Le Liban peut ouvrir une voie nouvelle


Libé
Vendredi 25 Septembre 2020

L’explosion qui a secoué Beyrouth le 4 août a ébranlé le monde entier. Elle a fait des centaines de morts et des milliers de blessés, pulvérisé le centre de la capitale et causé de graves dégâts dans toute la ville. Le bilan humain et matériel est très lourd, et l’explosion, de par son emplacement, a paralysé le port et de nombreuses entreprises. L’activité économique a été quasiment interrompue — non seulement à Beyrouth, mais dans l’ensemble du pays. La tragédie qui a secoué le Liban nécessite une réponse mondiale urgente, et le fait qu’elle se prépare déjà est signe d’espoir. Pour guider ces efforts, le groupe de la Banque mondiale a réalisé une évaluation rapide des dégâts et des besoins en collaboration avec l’Union européenne et l’Organisation des Nations unies, en partenariat étroit avec le gouvernement libanais, les institutions publiques et les organisations de la société civile.

Se reconstruire en mieux

Selon notre évaluation, l’explosion a causé entre 3,8 et 4,6 milliards de dégâts et des pertes financières de l’ordre de 2,9 à 3,5 milliards de dollars. Les retombées sont particulièrement graves dans les secteurs essentiels à la croissance, notamment la finance, le logement, le tourisme et le commerce. Le coût total du redressement et de la reconstruction devrait se situer entre 1,8 et 2,2 milliards de dollars à la fin de 2021. Outre la réduction de l’activité économique, le Liban devra probablement faire face à une baisse des recettes fiscales, une hausse de l’inflation et une aggravation de la pauvreté. Le pays risque également de connaître des perturbations commerciales, ce qui augmenterait les coûts de transaction et ralentirait encore la croissance.
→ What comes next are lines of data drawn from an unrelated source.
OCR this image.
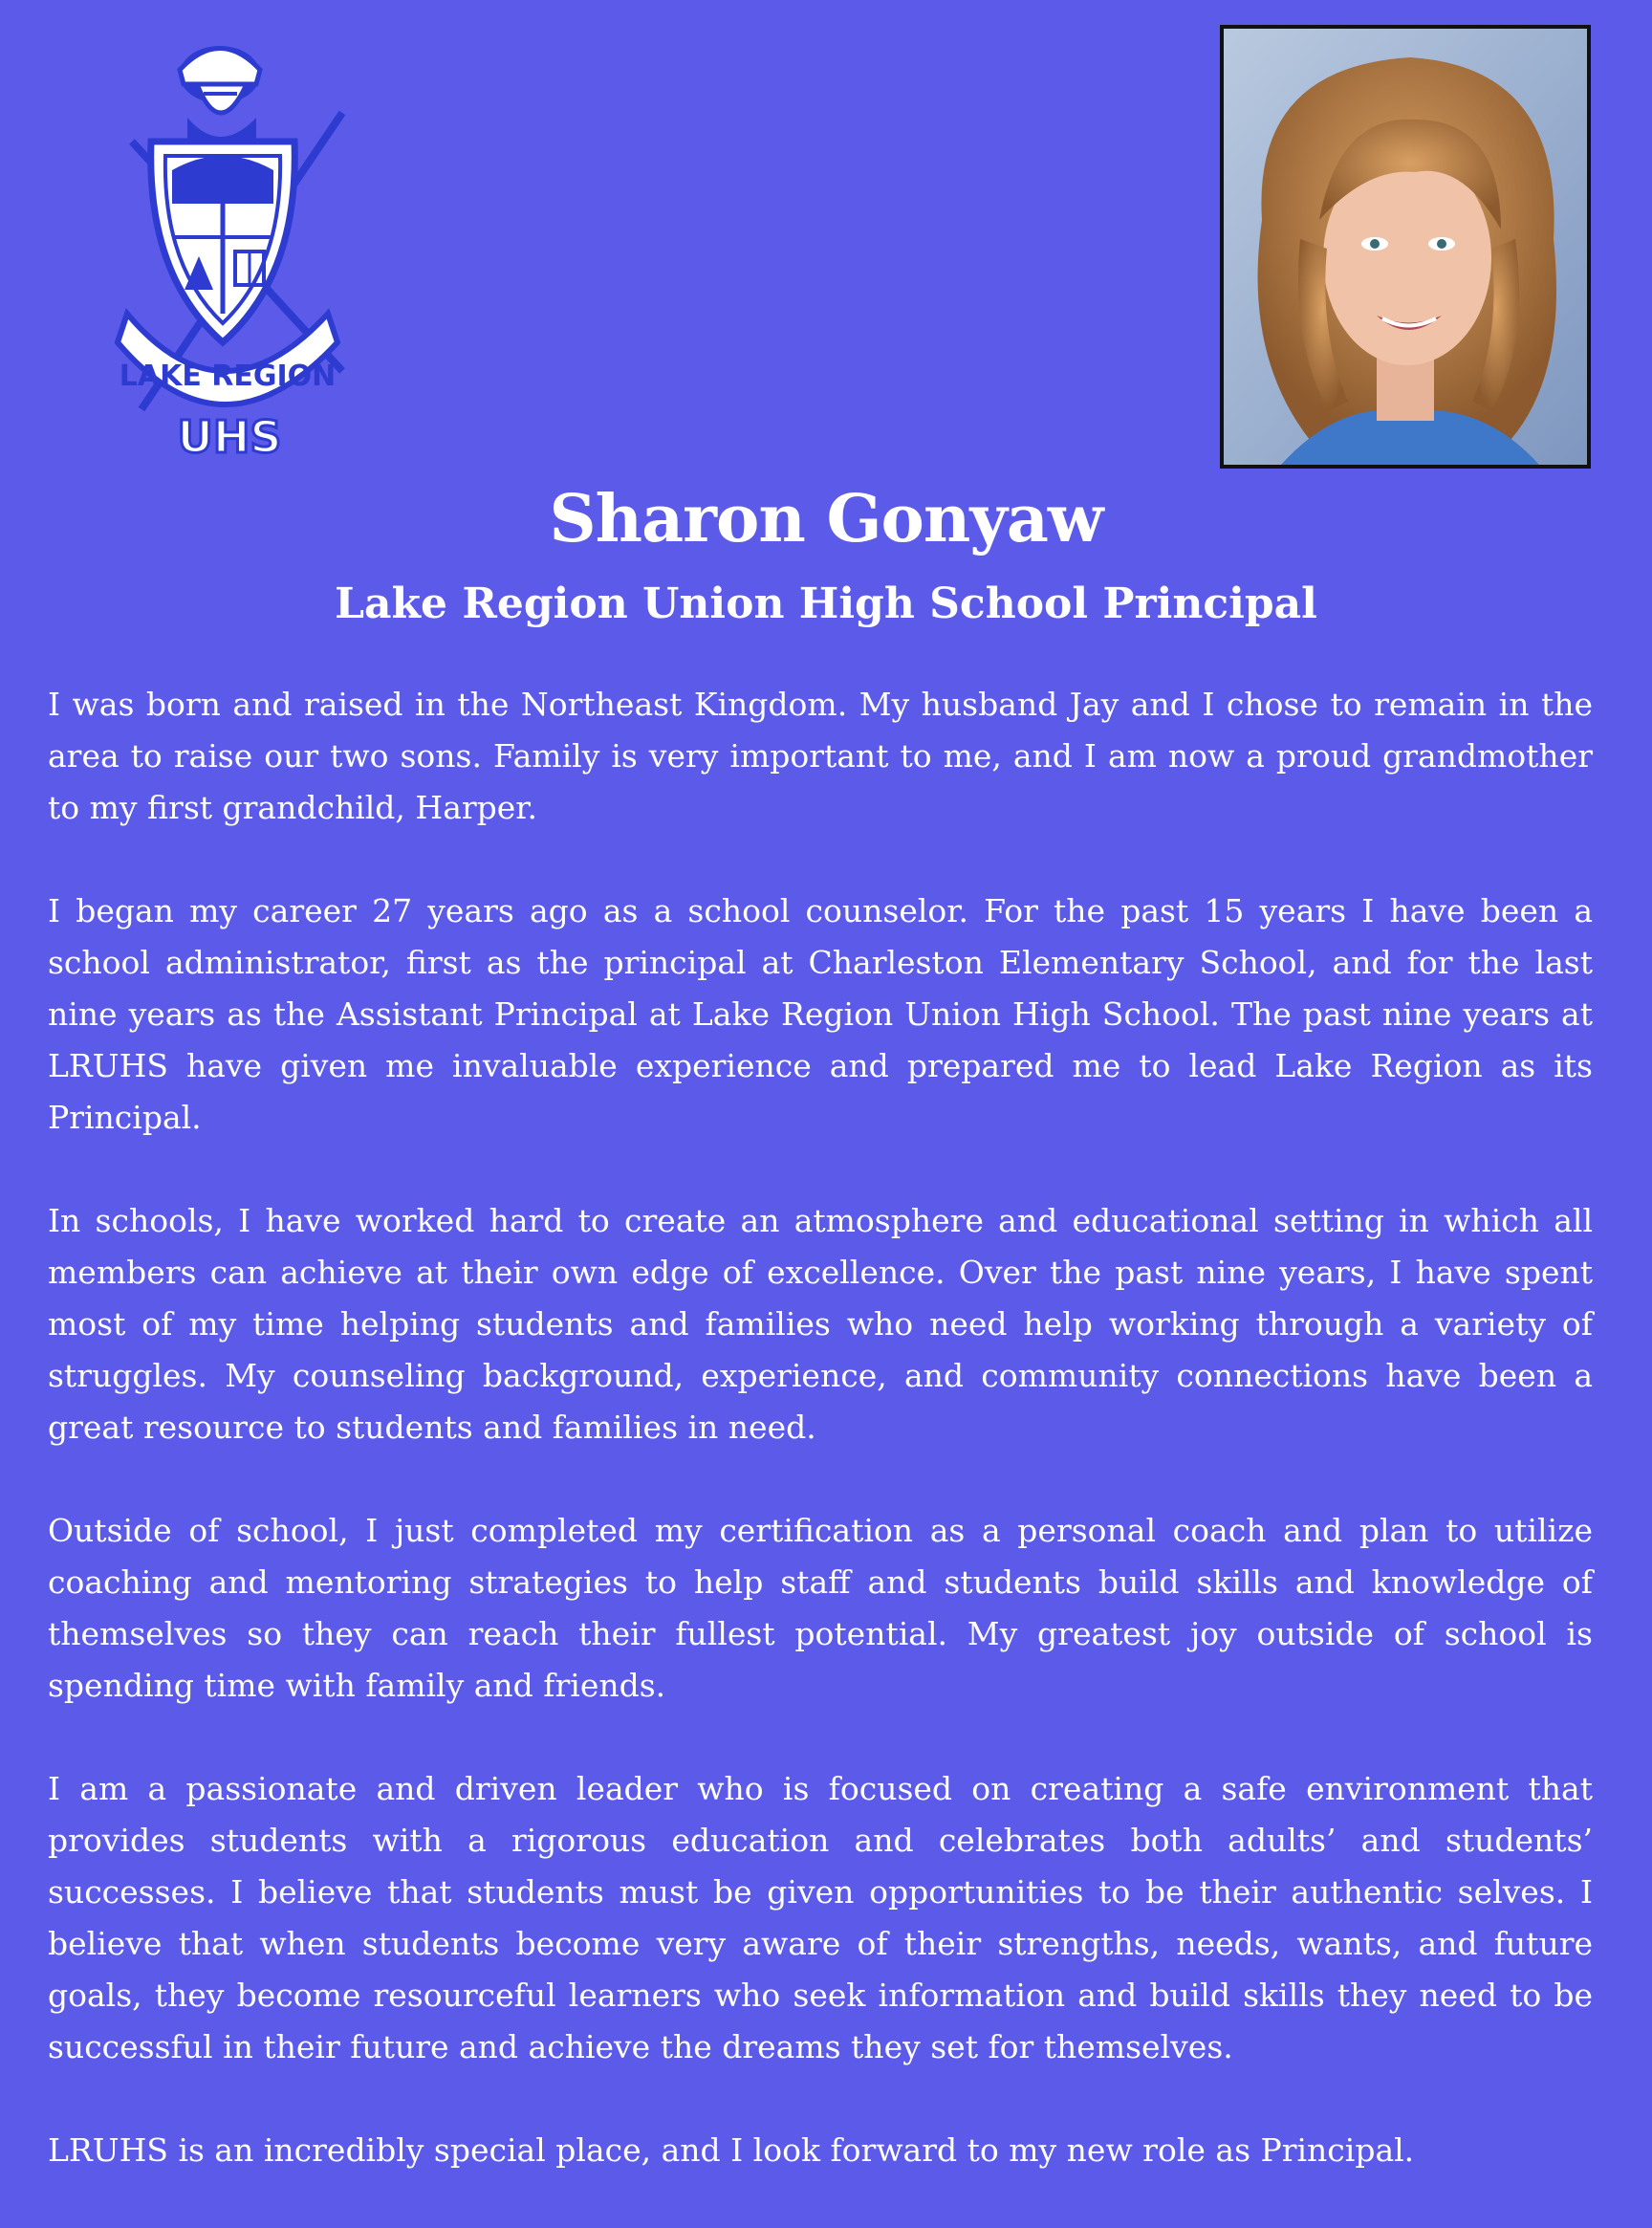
LAKE REGION
UHS
Sharon Gonyaw
Lake Region Union High School Principal

I was born and raised in the Northeast Kingdom. My husband Jay and I chose to remain in the area to raise our two sons. Family is very important to me, and I am now a proud grandmother to my first grandchild, Harper.

I began my career 27 years ago as a school counselor. For the past 15 years I have been a school administrator, first as the principal at Charleston Elementary School, and for the last nine years as the Assistant Principal at Lake Region Union High School. The past nine years at LRUHS have given me invaluable experience and prepared me to lead Lake Region as its Principal.

In schools, I have worked hard to create an atmosphere and educational setting in which all members can achieve at their own edge of excellence. Over the past nine years, I have spent most of my time helping students and families who need help working through a variety of struggles. My counseling background, experience, and community connections have been a great resource to students and families in need.

Outside of school, I just completed my certification as a personal coach and plan to utilize coaching and mentoring strategies to help staff and students build skills and knowledge of themselves so they can reach their fullest potential. My greatest joy outside of school is spending time with family and friends.

I am a passionate and driven leader who is focused on creating a safe environment that provides students with a rigorous education and celebrates both adults’ and students’ successes. I believe that students must be given opportunities to be their authentic selves. I believe that when students become very aware of their strengths, needs, wants, and future goals, they become resourceful learners who seek information and build skills they need to be successful in their future and achieve the dreams they set for themselves.

LRUHS is an incredibly special place, and I look forward to my new role as Principal.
Notre évaluation, grâce à son approche globale, propose des mesures concrètes pour favoriser une reprise rapide et vigoureuse. Nous nous engageons à mobiliser le peuple libanais, les pays donateurs et nos partenaires internationaux pour assurer une reconstruction transparente, durable et sans exclus. Mon organisation — qui a été créée pour aider l’Europe à se reconstruire au lendemain de la Seconde Guerre mondiale — tirera parti de son expérience mondiale en matière d’aide aux pays sinistrés. Il ne s’agit pas seulement de mobiliser un large éventail de compétences analytiques et une vaste expérience pratique, mais aussi de mettre en place un dispositif qui accorde la priorité aux besoins des Libanais.

Cette catastrophe n’est que la plus visible et la plus dramatique d’une série de maux qui ont frappé le pays au cours de la dernière décennie et se sont multipliés ces derniers mois — notamment les retombées du conflit en Syrie, puisque le Liban compte plus de réfugiés par habitant que tout autre pays. La situation économique et financière s’est fortement dégradée : juste avant l’explosion, l’activité économique devait se contracter de plus de 18 % en 2020, alors que les taux d’inflation atteignaient déjà des niveaux à trois chiffres à la fin du premier semestre. Et pour les Libanais, la pandémie de Covid-19 et les mesures de confinement qui l’accompagnent ont contribué à une hausse sensible de la pauvreté, du chômage et du climat d’insécurité. L’explosion n’a fait qu’exacerber une situation déjà désastreuse pour le Liban. Mais les défis auxquels le pays est confronté ne sont pas purement économiques : ses institutions publiques ont perdu toute fiabilité en termes de transparence et de redevabilité, ce qui a paralysé le soutien international alors même que l’économie était en chute libre depuis plusieurs mois. Le pays doit non seulement se reconstruire, mais il doit aussi se reconstruire en mieux. Le changement doit être guidé par trois principes directeurs : transparence, inclusion et bonne gouvernance. Le Liban doit commencer par fonctionner mieux et de façon à profiter à tous.

Changer de cap

Cette crise est donc aussi un coup de semonce – le moment est venu pour le pays de transformer en profondeur ses politiques institutionnelle, économique et sociale en respectant les priorités du peuple libanais. L’évaluation a pris en compte les vues de représentants et acteurs de toutes les sphères de la société libanaise, et leurs observations ont aidé à formuler les conclusions, analyses et recommandations du rapport. Le peuple libanais a démontré à maintes reprises par le passé qu’il pouvait se relever des conflits et de la destruction. Il peut également mettre à profit les ressources d’une diaspora très engagée. Je suis donc convaincu que nous pouvons compter une fois encore sur la détermination et l’ingéniosité des Libanais. Mais cette fois-ci, il ne s’agit pas seulement de survivre et se relever. Il s’agit aussi de savoir si le pays saisira cette occasion de prendre les mesures décisives pour changer de cap et ouvrir une voie nouvelle.